ATHLETISME : CHRISTENSEN revient « à zéro » pour reconquérir le titre européen de cross-country U20 à Bruxelles
Alors qu’il restait environ 200 mètres à parcourir, Axel Vang Christensen regardait le gilet orange de Niels Laros devant lui et était prêt à accepter son sort.
Et puis, tout d’un coup, quelque chose a changé.
Alors que les deux jeunes stars couraient vers l’arrivée des Championnats d’Europe de cross-country SPAR à Bruxelles dimanche dernier (10), la foulée de Laros a commencé à faiblir un peu, le jeune de 18 ans lui lançant quelques regards par-dessus son épaule.
« C’est à ce moment-là que j’ai vraiment commencé à sentir que j’avais une chance », explique Christensen. « Parce que s’il était uniquement concentré sur l’arrivée, cela suggère qu’il lui restait quelque chose. Mais il regardait en arrière avec presque peur. C’est à ce moment-là que j’ai pu sentir le sang. Christensen n’était pas sur le point de repartir en se demandant.
«Je me suis ouvert et j’ai couru avec tout ce que je pouvais. J’ai mis mon cœur et mon âme dans ma course. J’ai tout laissé sortir.
A 50 mètres de l’arrivée, il rejoint finalement Laros qui était largement favori pour sortir vainqueur du sprint final. Mais après 16 minutes de course dans des conditions torrides, la star néerlandaise était dépourvue de son coup de pied habituel et, malgré tous ses efforts, il n’a pas pu repousser l’accélération de Christensen, qui l’a dépassé pour reconquérir le titre.
Percée de 2021 suivie de maladie, de blessure et de chagrin d’amour
Il y a deux ans à Dublin, le Danois avait battu le peloton pour remporter la course U20, revenant à la maison avec 25 secondes d’avance. Mais les années qui ont suivi, remplies de blessures, de maladies, de chagrins et de difficultés, ont fait en sorte que cette victoire soit très différente. Dans ces instants qui ont suivi l’arrivée, il a retrouvé ses plus grands supporters : sa petite amie, sa sœur, son père, son entraîneur. « Ils étaient tous en larmes », raconte-t-il. « J’étais choqué. »
Pour comprendre pourquoi cela signifiait tant, il faut voir jusqu’où il est tombé et à quelle fréquence. Après son travail de démolition à Dublin en 2021, Christensen a commencé 2022 avec de grandes attentes.
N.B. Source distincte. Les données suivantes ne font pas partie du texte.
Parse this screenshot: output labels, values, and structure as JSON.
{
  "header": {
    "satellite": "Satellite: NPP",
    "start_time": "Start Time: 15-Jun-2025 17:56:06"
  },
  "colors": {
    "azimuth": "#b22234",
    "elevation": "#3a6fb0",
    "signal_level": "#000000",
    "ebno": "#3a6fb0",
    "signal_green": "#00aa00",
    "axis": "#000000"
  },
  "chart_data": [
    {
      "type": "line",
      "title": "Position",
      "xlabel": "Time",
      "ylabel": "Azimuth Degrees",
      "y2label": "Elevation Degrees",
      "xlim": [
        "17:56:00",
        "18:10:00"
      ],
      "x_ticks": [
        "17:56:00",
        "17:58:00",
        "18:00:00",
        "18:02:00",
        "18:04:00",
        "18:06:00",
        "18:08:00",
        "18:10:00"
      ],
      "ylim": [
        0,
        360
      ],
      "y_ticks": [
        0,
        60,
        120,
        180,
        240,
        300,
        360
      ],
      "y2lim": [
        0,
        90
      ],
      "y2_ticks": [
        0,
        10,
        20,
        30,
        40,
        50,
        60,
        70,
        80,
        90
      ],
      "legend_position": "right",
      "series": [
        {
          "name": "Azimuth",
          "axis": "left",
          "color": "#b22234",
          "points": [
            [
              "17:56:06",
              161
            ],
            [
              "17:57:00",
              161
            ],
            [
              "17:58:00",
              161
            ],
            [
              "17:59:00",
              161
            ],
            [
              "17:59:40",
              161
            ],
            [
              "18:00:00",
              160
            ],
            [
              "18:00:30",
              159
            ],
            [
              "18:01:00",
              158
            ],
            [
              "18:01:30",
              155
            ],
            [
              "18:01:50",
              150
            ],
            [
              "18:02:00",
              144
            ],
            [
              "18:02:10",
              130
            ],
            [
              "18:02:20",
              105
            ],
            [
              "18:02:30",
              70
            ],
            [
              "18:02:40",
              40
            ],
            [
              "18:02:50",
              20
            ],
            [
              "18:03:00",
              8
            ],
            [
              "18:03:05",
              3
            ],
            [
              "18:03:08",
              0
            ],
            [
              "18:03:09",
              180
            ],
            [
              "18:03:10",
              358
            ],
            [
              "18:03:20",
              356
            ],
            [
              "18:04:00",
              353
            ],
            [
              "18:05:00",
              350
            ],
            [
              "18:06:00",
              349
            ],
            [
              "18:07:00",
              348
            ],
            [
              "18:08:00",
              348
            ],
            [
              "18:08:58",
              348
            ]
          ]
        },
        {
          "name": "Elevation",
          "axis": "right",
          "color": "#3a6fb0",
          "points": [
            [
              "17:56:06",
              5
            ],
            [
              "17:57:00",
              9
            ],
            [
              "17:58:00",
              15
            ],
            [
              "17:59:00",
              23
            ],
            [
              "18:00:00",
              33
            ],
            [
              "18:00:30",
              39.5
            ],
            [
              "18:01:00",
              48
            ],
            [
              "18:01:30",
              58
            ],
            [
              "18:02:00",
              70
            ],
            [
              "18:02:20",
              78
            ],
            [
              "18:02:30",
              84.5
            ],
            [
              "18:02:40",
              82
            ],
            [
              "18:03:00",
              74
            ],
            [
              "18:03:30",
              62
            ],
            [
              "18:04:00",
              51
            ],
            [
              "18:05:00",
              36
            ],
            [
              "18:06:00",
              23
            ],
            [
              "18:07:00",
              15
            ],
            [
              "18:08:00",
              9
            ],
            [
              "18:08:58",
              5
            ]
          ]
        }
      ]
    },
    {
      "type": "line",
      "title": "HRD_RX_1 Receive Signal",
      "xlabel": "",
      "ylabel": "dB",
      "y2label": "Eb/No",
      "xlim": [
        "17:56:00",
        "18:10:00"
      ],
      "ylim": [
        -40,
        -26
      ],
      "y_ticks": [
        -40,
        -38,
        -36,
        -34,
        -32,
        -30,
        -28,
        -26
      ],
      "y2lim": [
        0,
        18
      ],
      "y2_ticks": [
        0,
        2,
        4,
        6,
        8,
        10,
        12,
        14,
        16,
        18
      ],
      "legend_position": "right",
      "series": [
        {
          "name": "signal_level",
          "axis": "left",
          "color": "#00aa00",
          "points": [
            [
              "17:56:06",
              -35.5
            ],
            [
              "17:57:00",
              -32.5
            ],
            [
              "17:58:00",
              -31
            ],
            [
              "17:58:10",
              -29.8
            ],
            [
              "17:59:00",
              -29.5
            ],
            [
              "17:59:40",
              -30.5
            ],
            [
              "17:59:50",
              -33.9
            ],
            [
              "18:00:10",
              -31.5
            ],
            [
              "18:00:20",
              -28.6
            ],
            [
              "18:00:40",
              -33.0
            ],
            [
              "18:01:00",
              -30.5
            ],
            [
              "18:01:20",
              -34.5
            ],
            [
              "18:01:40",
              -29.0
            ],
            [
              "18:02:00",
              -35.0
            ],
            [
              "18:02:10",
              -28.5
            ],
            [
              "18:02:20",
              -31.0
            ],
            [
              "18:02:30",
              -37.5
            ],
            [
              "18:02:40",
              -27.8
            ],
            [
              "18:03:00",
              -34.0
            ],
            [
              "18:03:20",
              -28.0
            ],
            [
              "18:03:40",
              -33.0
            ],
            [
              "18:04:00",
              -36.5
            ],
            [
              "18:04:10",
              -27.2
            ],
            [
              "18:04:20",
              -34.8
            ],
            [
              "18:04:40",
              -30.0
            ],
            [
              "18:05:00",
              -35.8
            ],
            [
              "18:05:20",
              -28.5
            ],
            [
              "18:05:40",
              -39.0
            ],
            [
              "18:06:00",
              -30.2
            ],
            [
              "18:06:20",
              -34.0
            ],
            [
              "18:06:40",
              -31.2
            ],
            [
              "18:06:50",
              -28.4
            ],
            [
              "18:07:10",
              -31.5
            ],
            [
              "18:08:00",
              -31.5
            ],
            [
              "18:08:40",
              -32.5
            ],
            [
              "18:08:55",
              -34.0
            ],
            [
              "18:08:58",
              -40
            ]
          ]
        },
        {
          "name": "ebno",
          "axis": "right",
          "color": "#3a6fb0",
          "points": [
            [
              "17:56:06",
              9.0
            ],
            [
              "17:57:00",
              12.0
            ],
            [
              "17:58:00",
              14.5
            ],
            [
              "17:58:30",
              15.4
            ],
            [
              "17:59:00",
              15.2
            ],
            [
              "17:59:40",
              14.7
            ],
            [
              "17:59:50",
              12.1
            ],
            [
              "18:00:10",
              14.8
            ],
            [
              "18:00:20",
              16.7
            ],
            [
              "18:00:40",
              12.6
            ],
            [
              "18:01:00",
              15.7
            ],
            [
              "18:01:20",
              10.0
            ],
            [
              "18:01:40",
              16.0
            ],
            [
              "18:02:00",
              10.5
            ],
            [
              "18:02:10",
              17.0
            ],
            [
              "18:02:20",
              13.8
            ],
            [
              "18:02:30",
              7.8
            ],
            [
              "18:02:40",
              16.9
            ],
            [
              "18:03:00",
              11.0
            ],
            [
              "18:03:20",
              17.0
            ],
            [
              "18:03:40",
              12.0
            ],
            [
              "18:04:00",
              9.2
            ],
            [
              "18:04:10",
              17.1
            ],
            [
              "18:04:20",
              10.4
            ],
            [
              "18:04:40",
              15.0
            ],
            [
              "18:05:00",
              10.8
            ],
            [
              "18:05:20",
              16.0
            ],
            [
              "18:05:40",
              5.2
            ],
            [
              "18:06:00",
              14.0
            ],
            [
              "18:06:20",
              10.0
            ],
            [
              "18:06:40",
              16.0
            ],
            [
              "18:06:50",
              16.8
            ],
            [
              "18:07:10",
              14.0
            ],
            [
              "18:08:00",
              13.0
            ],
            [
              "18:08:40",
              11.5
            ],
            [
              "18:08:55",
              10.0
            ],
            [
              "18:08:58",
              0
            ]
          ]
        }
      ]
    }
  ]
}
En février de l’année dernière, il a couru un record européen U20 en 13:42 sur 5 km à Monaco, tandis qu’en avril, il a remporté le titre danois senior de cross-country.
Jusqu’ici, tout va bien.
Mais étant donné qu’il en était à son dernier semestre de lycée, Christensen se donnait autant d’efforts dans ses études que sur la piste, et cela a peut-être contribué aux maladies qu’il a contractées avant la saison de piste extérieure. Malgré cela, en juin, il a établi un record d’Europe U20 de 8:29.12 pour se qualifier pour le 3000 m steeple aux Championnats d’Europe d’athlétisme à Munich.
Lors de sa préparation, il s’est entraîné en altitude à Font Romeu, en France, mais quelques jours après le début de ce camp, il a contracté le Covid-19. Il a passé une semaine isolé dans sa chambre, avec son coéquipier danois Martin Olesen lui apportant ses repas. Un an plus tôt, Christensen avait manqué une partie de l’entraînement après une mauvaise réaction au vaccin Covid, et la maladie elle-même l’avait épuisé pendant plusieurs semaines.
Incapable de faire le travail dans lequel il s’épanouissait habituellement – de longues séances de seuil – il s’est concentré sur des efforts plus courts comme des répétitions de 400 mètres ou de 1 000 mètres, ce qui lui a permis d’arriver à Munich en se sentant « assez vif ».
Christensen a mené une grande partie de sa série de 3 000 m steeple, mais après 2 000 m, il s’est écrasé contre une barrière, mettant ainsi fin à sa course. «Je ne suis pas sûr d’avoir perdu ma concentration», dit-il. « À l’improviste, j’étais au sol. Je me suis cogné le genou assez fort ; J’ai eu une inflammation pendant près de deux mois.